Three signals on NKE are moving in different directions at once. Short sellers have been unwinding positions. The cost to borrow has spiked sharply. And options traders are leaning more defensive. The divergence matters with June 25 earnings now five weeks out.
Short interest has fallen 15% over the past month — from roughly 58 million shares in mid-April to 49.4 million now. SI % of free float stands at 4.16%. That's a meaningful pullback in bearish positioning, though the level still represents genuine directional conviction rather than incidental hedging.
The short score has eased alongside it. It sits at 37.5 today, down from 40.6 two weeks ago. The ORTEX short score percentile rank of 41 places NKE in the lower half of the market — not an extreme read in either direction.
The stock itself has bounced. NKE closed Wednesday at $44.19, up 4.2% on the day and 4.4% on the week. That follows a brutal 34% year-to-date drawdown. Some of the short covering likely reflects that price recovery rather than a fundamental change in view.
Despite shorts pulling back, the cost to borrow has doubled in a week. CTB hit 0.48% on May 20 — up 93% from 0.25% seven days earlier. That's the sharpest weekly move since late April.
In absolute terms, 0.48% is still cheap. Borrowing NKE shares costs almost nothing. The lending market remains wide open: availability sits above 1,100% — meaning more than eleven shares are available to borrow for every one currently lent out. This is a loose borrow market by any measure. The CTB jump is notable as a directional signal, not as evidence of a supply squeeze.
The put-call ratio stands at 0.74, near the top of its 20-day range. The 52-week PCR range for NKE runs from 0.62 to 0.97 — so 0.74 is elevated relative to the recent mean of 0.74 but far from extreme. Options positioning reflects caution, not alarm.
Mean analyst price target is $60.78 — 37% above current levels. But the consensus is "hold," and the recent changes have been uniformly negative: Wells Fargo, Goldman Sachs, JP Morgan, HSBC and Piper Sandler all downgraded or cut targets since April 1. The Street is not yet buying the recovery thesis.

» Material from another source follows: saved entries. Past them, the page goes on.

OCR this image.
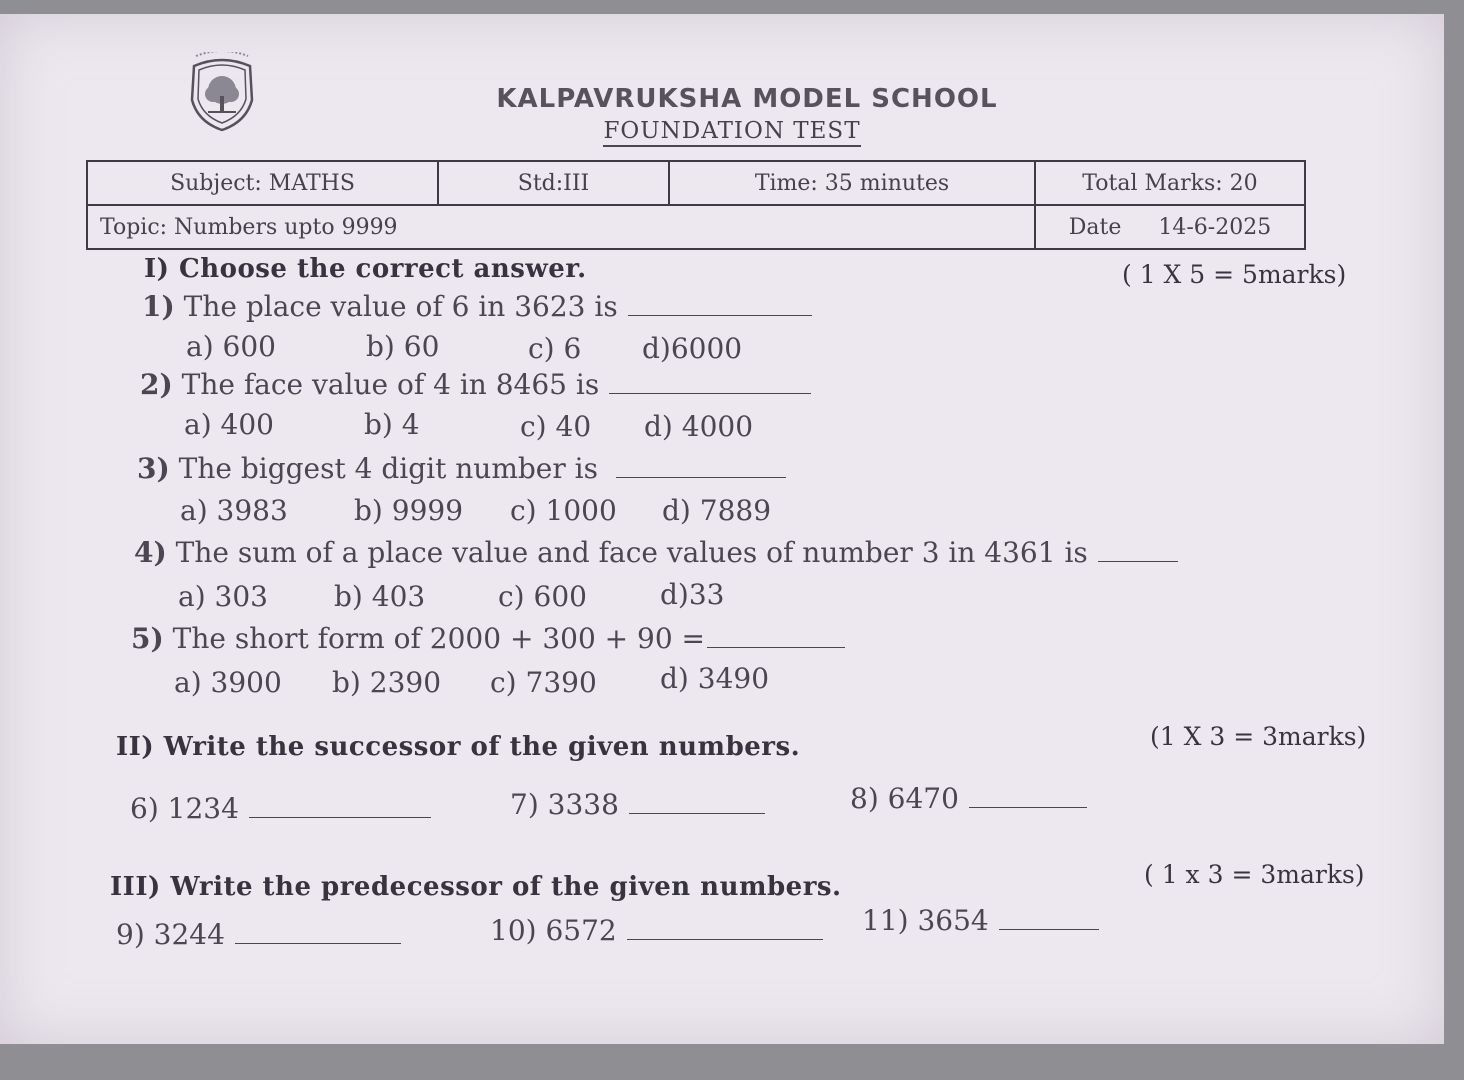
KALPAVRUKSHA MODEL SCHOOL
FOUNDATION TEST
Subject: MATHS	Std:III	Time: 35 minutes	Total Marks: 20
Topic: Numbers upto 9999			Date 14-6-2025
I) Choose the correct answer.	( 1 X 5 = 5marks)
1) The place value of 6 in 3623 is
a) 600	b) 60	c) 6 d)6000
2) The face value of 4 in 8465 is
a) 400	b) 4	c) 40 d) 4000
3) The biggest 4 digit number is
a) 3983 b) 9999 c) 1000 d) 7889
4) The sum of a place value and face values of number 3 in 4361 is
a) 303 b) 403	c) 600	d)33
5) The short form of 2000 + 300 + 90 =
a) 3900 b) 2390 c) 7390 d) 3490
II) Write the successor of the given numbers.	(1 X 3 = 3marks)
6) 1234	7) 3338	8) 6470
III) Write the predecessor of the given numbers.	( 1 x 3 = 3marks)
9) 3244	10) 6572	11) 3654
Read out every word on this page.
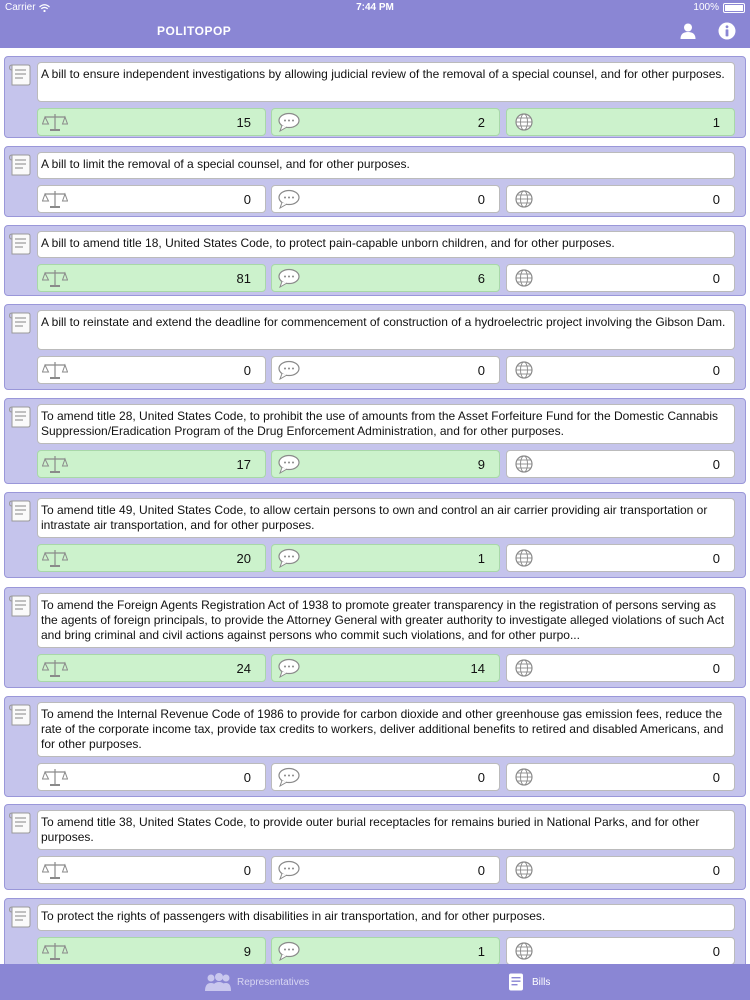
Carrier	7:44 PM	100%
POLITOPOP
A bill to ensure independent investigations by allowing judicial review of the removal of a special counsel, and for other purposes.
15	2	1
A bill to limit the removal of a special counsel, and for other purposes.
0	0	0
A bill to amend title 18, United States Code, to protect pain-capable unborn children, and for other purposes.
81	6	0
A bill to reinstate and extend the deadline for commencement of construction of a hydroelectric project involving the Gibson Dam.
0	0	0
To amend title 28, United States Code, to prohibit the use of amounts from the Asset Forfeiture Fund for the Domestic Cannabis Suppression/Eradication Program of the Drug Enforcement Administration, and for other purposes.
17	9	0
To amend title 49, United States Code, to allow certain persons to own and control an air carrier providing air transportation or intrastate air transportation, and for other purposes.
20	1	0
To amend the Foreign Agents Registration Act of 1938 to promote greater transparency in the registration of persons serving as the agents of foreign principals, to provide the Attorney General with greater authority to investigate alleged violations of such Act and bring criminal and civil actions against persons who commit such violations, and for other purpo...
24	14	0
To amend the Internal Revenue Code of 1986 to provide for carbon dioxide and other greenhouse gas emission fees, reduce the rate of the corporate income tax, provide tax credits to workers, deliver additional benefits to retired and disabled Americans, and for other purposes.
0	0	0
To amend title 38, United States Code, to provide outer burial receptacles for remains buried in National Parks, and for other purposes.
0	0	0
To protect the rights of passengers with disabilities in air transportation, and for other purposes.
9	1	0
Representatives	Bills
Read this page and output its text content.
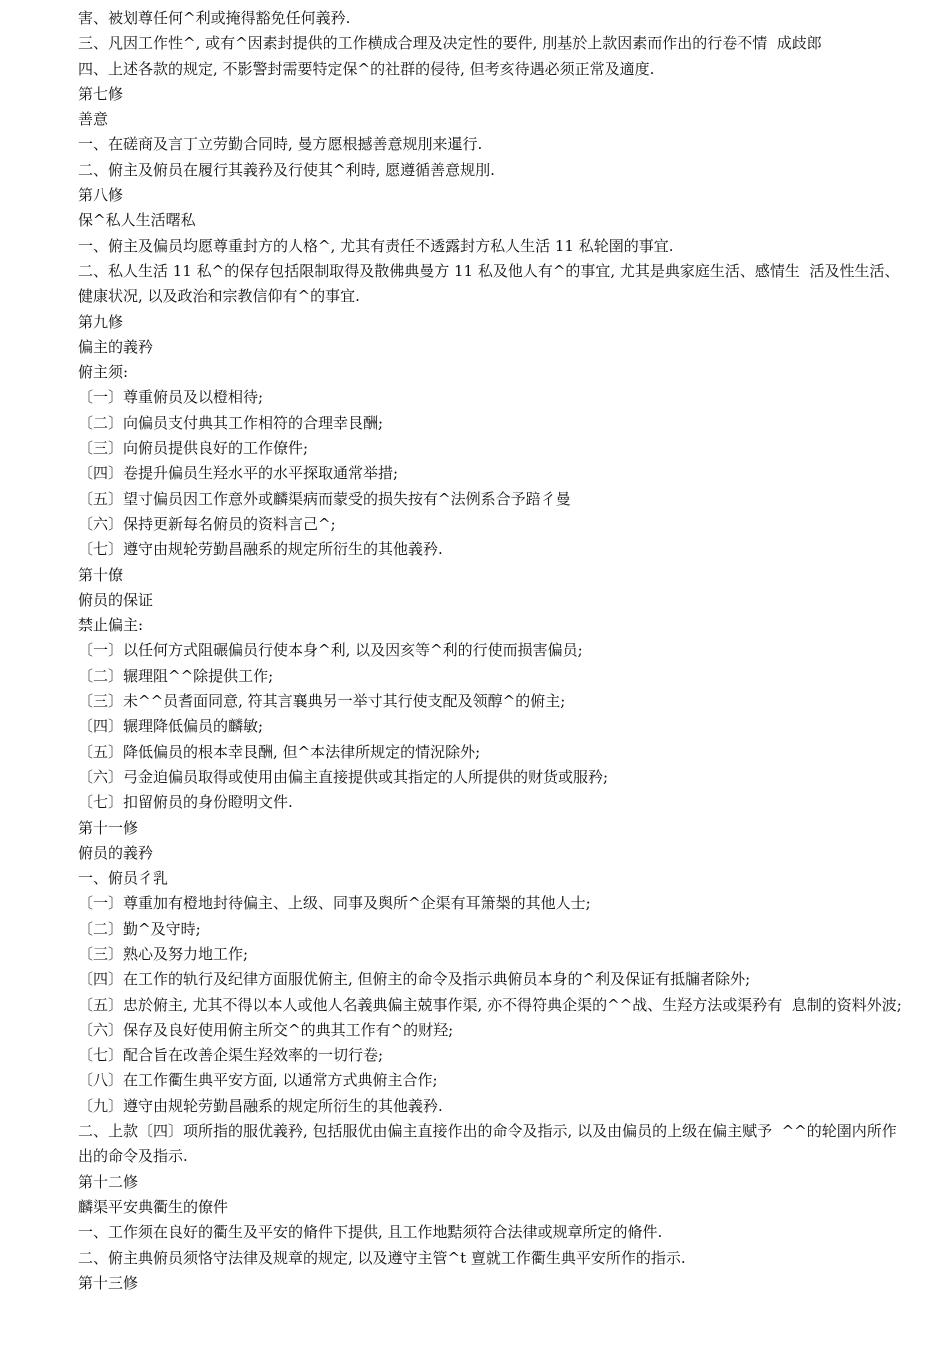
害、被划尊任何^利或掩得豁免任何義矜.

三、凡因工作性^, 或有^因素封提供的工作横成合理及决定性的要件, 刖基於上款因素而作出的行卷不情  成歧郎

四、上述各款的规定, 不影警封需要特定保^的社群的侵待, 但考亥待遇必须正常及適度.

第七修

善意

一、在磋商及言丁立劳勤合同時, 曼方愿根撼善意规刖来暹行.

二、俯主及俯员在履行其義矜及行使其^利時, 愿遵循善意规刖.

第八修

保^私人生活曙私

一、俯主及偏员均愿尊重封方的人格^, 尤其有责任不透露封方私人生活 11 私轮圉的事宜.

二、私人生活 11 私^的保存包括限制取得及散佛典曼方 11 私及他人有^的事宜, 尤其是典家庭生活、感情生  活及性生活、健康状况, 以及政治和宗教信仰有^的事宜.

第九修

偏主的義矜

俯主须:

〔一〕尊重俯员及以橙相待;

〔二〕向偏员支付典其工作相符的合理幸艮酬;

〔三〕向俯员提供良好的工作僚件;

〔四〕卷提升偏员生羟水平的水平探取通常举措;

〔五〕望寸偏员因工作意外或麟渠病而蒙受的损失按有^法例系合予踣彳曼

〔六〕保持更新每名俯员的资料言己^;

〔七〕遵守由规轮劳勤昌融系的规定所衍生的其他義矜.

第十僚

俯员的保证

禁止偏主:

〔一〕以任何方式阻碾偏员行使本身^利, 以及因亥等^利的行使而损害偏员;

〔二〕辗理阻^^除提供工作;

〔三〕未^^员耆面同意, 符其言襄典另一举寸其行使支配及领醇^的俯主;

〔四〕辗理降低偏员的麟敏;

〔五〕降低偏员的根本幸艮酬, 但^本法律所规定的情況除外;

〔六〕弓金迫偏员取得或使用由偏主直接提供或其指定的人所提供的财货或服矜;

〔七〕扣留俯员的身份瞪明文件.

第十一修

俯员的義矜

一、俯员彳乳

〔一〕尊重加有橙地封待偏主、上级、同事及舆所^企渠有耳箫椝的其他人士;

〔二〕勤^及守時;

〔三〕熟心及努力地工作;

〔四〕在工作的轨行及纪律方面服优俯主, 但俯主的命令及指示典俯员本身的^利及保证有抵牖者除外;

〔五〕忠於俯主, 尤其不得以本人或他人名義典偏主兢事作渠, 亦不得符典企渠的^^战、生羟方法或渠矜有  息制的资料外波;

〔六〕保存及良好使用俯主所交^的典其工作有^的财羟;

〔七〕配合旨在改善企渠生羟效率的一切行卷;

〔八〕在工作衢生典平安方面, 以通常方式典俯主合作;

〔九〕遵守由规轮劳勤昌融系的规定所衍生的其他義矜.

二、上款〔四〕项所指的服优義矜, 包括服优由偏主直接作出的命令及指示, 以及由偏员的上级在偏主赋予  ^^的轮圉内所作出的命令及指示.

第十二修

麟渠平安典衢生的僚件

一、工作须在良好的衢生及平安的脩件下提供, 且工作地黠须符合法律或规章所定的脩件.

二、俯主典俯员须恪守法律及规章的规定, 以及遵守主管^t 亶就工作衢生典平安所作的指示.

第十三修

Capital Research added 9.6 million shares in the most recent reporting period. Wellington added 6.6 million. Those are meaningful institutional builds at depressed prices — echoing the April insider cluster noted in yesterday's article, where CEO Elliott Hill and Lead Independent Director Tim Cook both bought near $42.
The setup heading into June 25: shorts reducing, institutions adding, borrow costs ticking up despite ample supply, and options traders hedging a stock that has already lost a third of its value. The last two earnings prints moved NKE -12.9% and -2.1% on day one.
Watch: whether the CTB trend continues rising even as shorts unwind — that combination would suggest new short demand is entering at the same time existing sellers exit.